Daniel Landa
Tuvimos que conducir varias horas por caminos escarpados para llegar a la aldea de Nahá. El pueblo no tenía nada de especial de no ser por lo pintoresco de sus habitantes. La gran mayoría vestía con esas túnicas entre hippies y angelicales de un blanco inmaculado. Fabio se acercó a las autoridades de Nahá que no pusieron problemas para dejarnos grabar. Nos recibió muy cordial el curandero-chamán, al que llamaban Antonio. Tenía los brazos fuertes y una melena larga color azabache. Hablaba como un adolescente nervioso. Parecía imposible que aquel hombre tuviera 80 años. Era el más anciano de la aldea y mezclaba el español con su dialecto indígena. De la entrevista que mantuve con él sólo pude descifrar algo sobre sus dioses mayas, sobre el licor de maíz que preparaba como nadie y sobre las tradiciones lacandonas que morirán con él. Nos regaló algunas canciones cuya lengua ya no conocen sus hijos y en la despedida tuvimos la sensación de estar diciendo adiós a una cultura milenaria. Apenas quedan 700 lacandones sobre la faz de la Tierra.

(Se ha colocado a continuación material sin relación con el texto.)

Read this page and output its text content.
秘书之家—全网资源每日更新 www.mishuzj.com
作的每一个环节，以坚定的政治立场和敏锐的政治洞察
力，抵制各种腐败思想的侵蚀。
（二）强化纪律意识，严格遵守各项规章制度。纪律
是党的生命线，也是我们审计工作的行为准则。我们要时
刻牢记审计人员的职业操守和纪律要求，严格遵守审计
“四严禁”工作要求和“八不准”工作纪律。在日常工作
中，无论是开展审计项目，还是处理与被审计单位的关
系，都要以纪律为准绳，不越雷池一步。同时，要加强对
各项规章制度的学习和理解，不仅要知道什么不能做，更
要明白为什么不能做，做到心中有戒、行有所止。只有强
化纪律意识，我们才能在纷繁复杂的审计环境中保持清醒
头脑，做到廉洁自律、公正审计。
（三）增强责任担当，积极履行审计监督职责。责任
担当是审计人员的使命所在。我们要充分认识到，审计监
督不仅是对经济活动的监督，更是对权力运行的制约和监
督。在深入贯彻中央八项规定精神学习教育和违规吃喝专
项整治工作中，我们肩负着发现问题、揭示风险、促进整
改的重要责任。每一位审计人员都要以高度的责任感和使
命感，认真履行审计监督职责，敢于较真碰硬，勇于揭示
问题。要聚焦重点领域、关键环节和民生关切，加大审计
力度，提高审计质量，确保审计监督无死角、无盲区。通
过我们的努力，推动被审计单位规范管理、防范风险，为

Llevábamos más de diez meses en busca de los últimos indígenas del planeta y aquí, en Chiapas, sentí una nostalgia irremediable. Una mezcla de pacífica tristeza, de resignación y orgullo. Los lacandones forman un pueblo que parece extinguirse y sin embargo, en hombres como Antonio y Miguel encontré un esbozo de esperanza, un ejemplo vivo, -¡vivo!- del que tal vez acaben contagiándoselos jóvenes.
Pero ellos no salen en las postales.
Ahora nos dirigíamos a un lugar solemne, más popular y menos controvertido, porque las piedras no protestan, ni gritan al mundo que no les olviden.
Las ruinas de Palenque mantienen un estado de conservación impecable. A diferencia de Yaxchilán, se puede ver la grandeza de la ciudad desde lo alto de las pirámides. En las paredes del Templo de las Inscripciones se han hallado 617 jeroglíficos. Este edificio se eleva hasta nueve pisos que pertenecen a nueve dinastías diferentes. En realidad Palenque es una sucesión de grabados misteriosos, altares de piedra y pasadizos subterráneos por los que escapaban los malos gobernadores y se encontraban los amantes que pertenecían a la aristocracia maya.